Missouri River Navigation Restoration Efforts Hit Major Milestone Despite Challenges

2024 will mark five years since the historic flood of 2019 in Kansas City and the surrounding region. Water levels on the Missouri River reached heights not seen for decades and caused an estimated $2.9 billion in damages across the Midwest.

While the historic flooding impacted many in the area in ways they will likely not soon forget, it might be hard to believe that just a couple of years after the historic flooding, the region entered a period of historic drought.

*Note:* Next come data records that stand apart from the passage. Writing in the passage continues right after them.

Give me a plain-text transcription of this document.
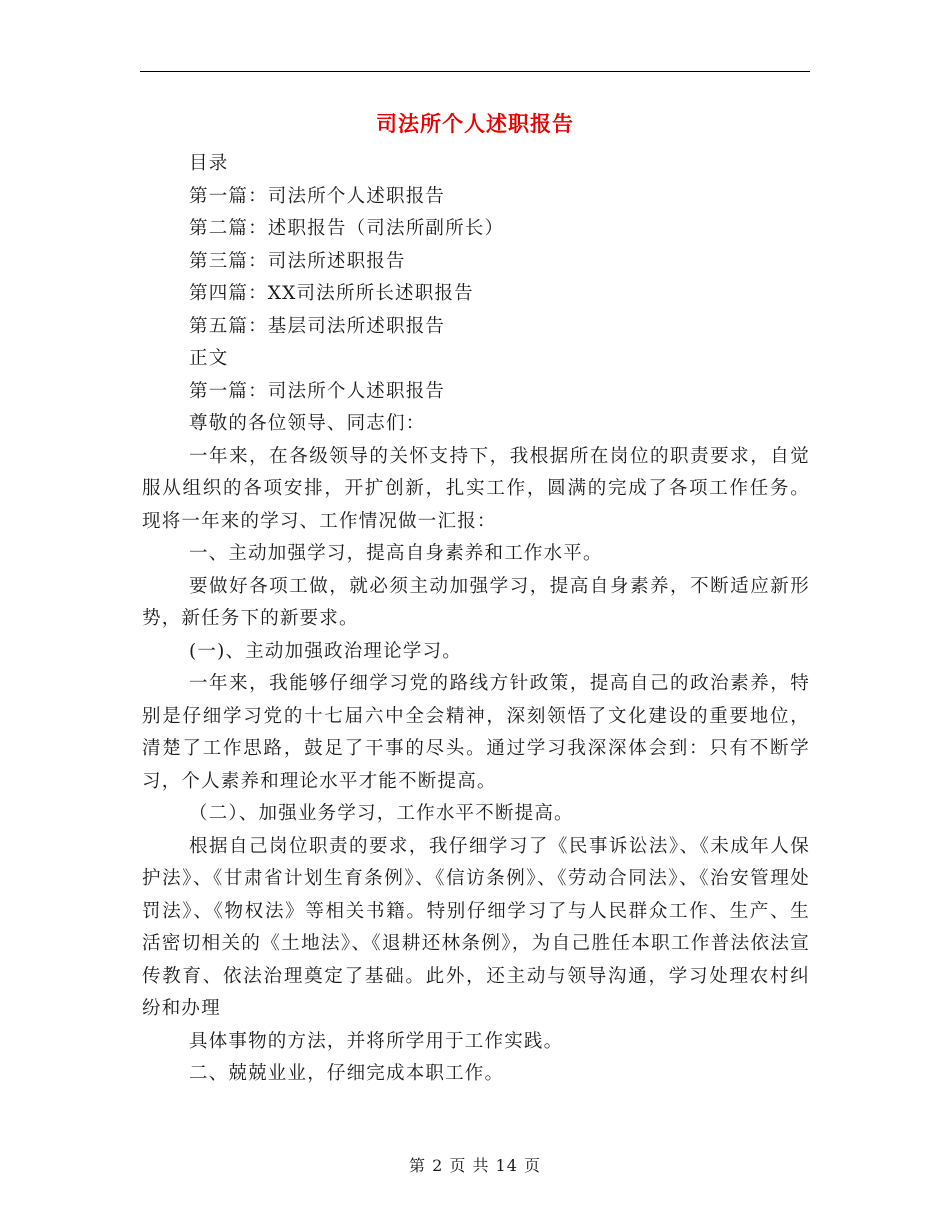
司法所个人述职报告

目录

第一篇：司法所个人述职报告

第二篇：述职报告（司法所副所长）

第三篇：司法所述职报告

第四篇：XX司法所所长述职报告

第五篇：基层司法所述职报告

正文

第一篇：司法所个人述职报告

尊敬的各位领导、同志们：

一年来，在各级领导的关怀支持下，我根据所在岗位的职责要求，自觉服从组织的各项安排，开扩创新，扎实工作，圆满的完成了各项工作任务。现将一年来的学习、工作情况做一汇报：

一、主动加强学习，提高自身素养和工作水平。

要做好各项工做，就必须主动加强学习，提高自身素养，不断适应新形势，新任务下的新要求。

(一)、主动加强政治理论学习。

一年来，我能够仔细学习党的路线方针政策，提高自己的政治素养，特别是仔细学习党的十七届六中全会精神，深刻领悟了文化建设的重要地位，清楚了工作思路，鼓足了干事的尽头。通过学习我深深体会到：只有不断学习，个人素养和理论水平才能不断提高。

（二）、加强业务学习，工作水平不断提高。

根据自己岗位职责的要求，我仔细学习了《民事诉讼法》、《未成年人保护法》、《甘肃省计划生育条例》、《信访条例》、《劳动合同法》、《治安管理处罚法》、《物权法》等相关书籍。特别仔细学习了与人民群众工作、生产、生活密切相关的《土地法》、《退耕还林条例》，为自己胜任本职工作普法依法宣传教育、依法治理奠定了基础。此外，还主动与领导沟通，学习处理农村纠纷和办理

具体事物的方法，并将所学用于工作实践。

二、兢兢业业，仔细完成本职工作。

第 2 页 共 14 页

With water levels now at historic lows, repairing the river’s navigation channel to its pre-flood condition has not been an easy feat.

Despite these challenges, the Kansas City District, U.S. Army Corps of Engineers closed out 2023 by hitting a major milestone in efforts to restore the navigation channel on the Missouri River. The project reached 52% completion heading into the new year—right on track, according to Dane Morris, Kansas City District Missouri River navigation and restoration program manager.


After the flooding, Congress gave the Kansas City and Omaha districts a combined $484 million in additional funding, with $316 million coming from the Bipartisan Infrastructure Bill, for repairs to the navigation channel. The additional funds allowed teams from both districts to begin the arduous process of repairing and restoring the navigation channel.

“Those funds have allowed us to go do a detailed inspection of all the repairs that need to be made and then go out and make it happen,” said Morris. “[To date, USACE] has awarded $275 million in repair contracts.”

Newt Marine, a contractor, places rock on a damaged river structure on the Missouri River on April 7, 2022. USACE PHOTO BY DANE MORRIS

There are roughly 7,000 river structures along the 735 miles of the Missouri River. Nearly all the structures needed repair of varying degrees after the flood waters receded in 2019. According to Morris, in a typical year, the Kansas City District places between 100,000 to 150,000 tons of rock as part of standard maintenance of its portion of the navigation channel.

To date, the district has contracted about 5.3 million tons of rock to be placed. Last year alone the district placed 1.2 million tons of rock as part of the repair project.

“Our inspections after the 2019 flood revealed that there was hardly a structure to be found that wasn’t damaged as a result of that flood,” said Morris. “So, much larger magnitude of damage than we typically see and really than we’ve ever seen because of the duration of that high water.”

Due to the magnitude of repairs needed, the Kansas City District opened a satellite construction office solely to oversee the repair efforts, located in Lexington, Missouri. Together with the Missouri River Area Office, located in Napoleon, Missouri, the district has been making significant strides in the repairs needed to keep the navigation channel operational.

“We prioritized which structures were going to be repaired first to make sure we were getting the highest priority in the areas that were having the biggest problems,” said Morris. “Since we’ve started repairs, the navigation channel has remained open, which I think has been a huge success.”

In addition to keeping the navigation channel open, Morris and his team have had other successes since starting the project. These include engaging and collaborating with the commercial navigation industry as part of the repair process and researching and developing innovative ways to operate and maintain the navigation channel.


“I think that’s been one of the silver linings of this whole catastrophe—we’ve been able to go back, do some very detailed inspections, take some time and rethink how and why we are doing things,” said Morris.

In conjunction with the navigation channel repairs, the Kansas City District is also part of a navigation study, which hopes to shed light on future operations of the river.

“Climate is changing, the river is changing, so that is part of our challenge,” said Morris. “Looking into the future and understanding what the state of the river is going to be in 50 years, what do we want it to be, what does the region need it to be, and how can we best make that happen.”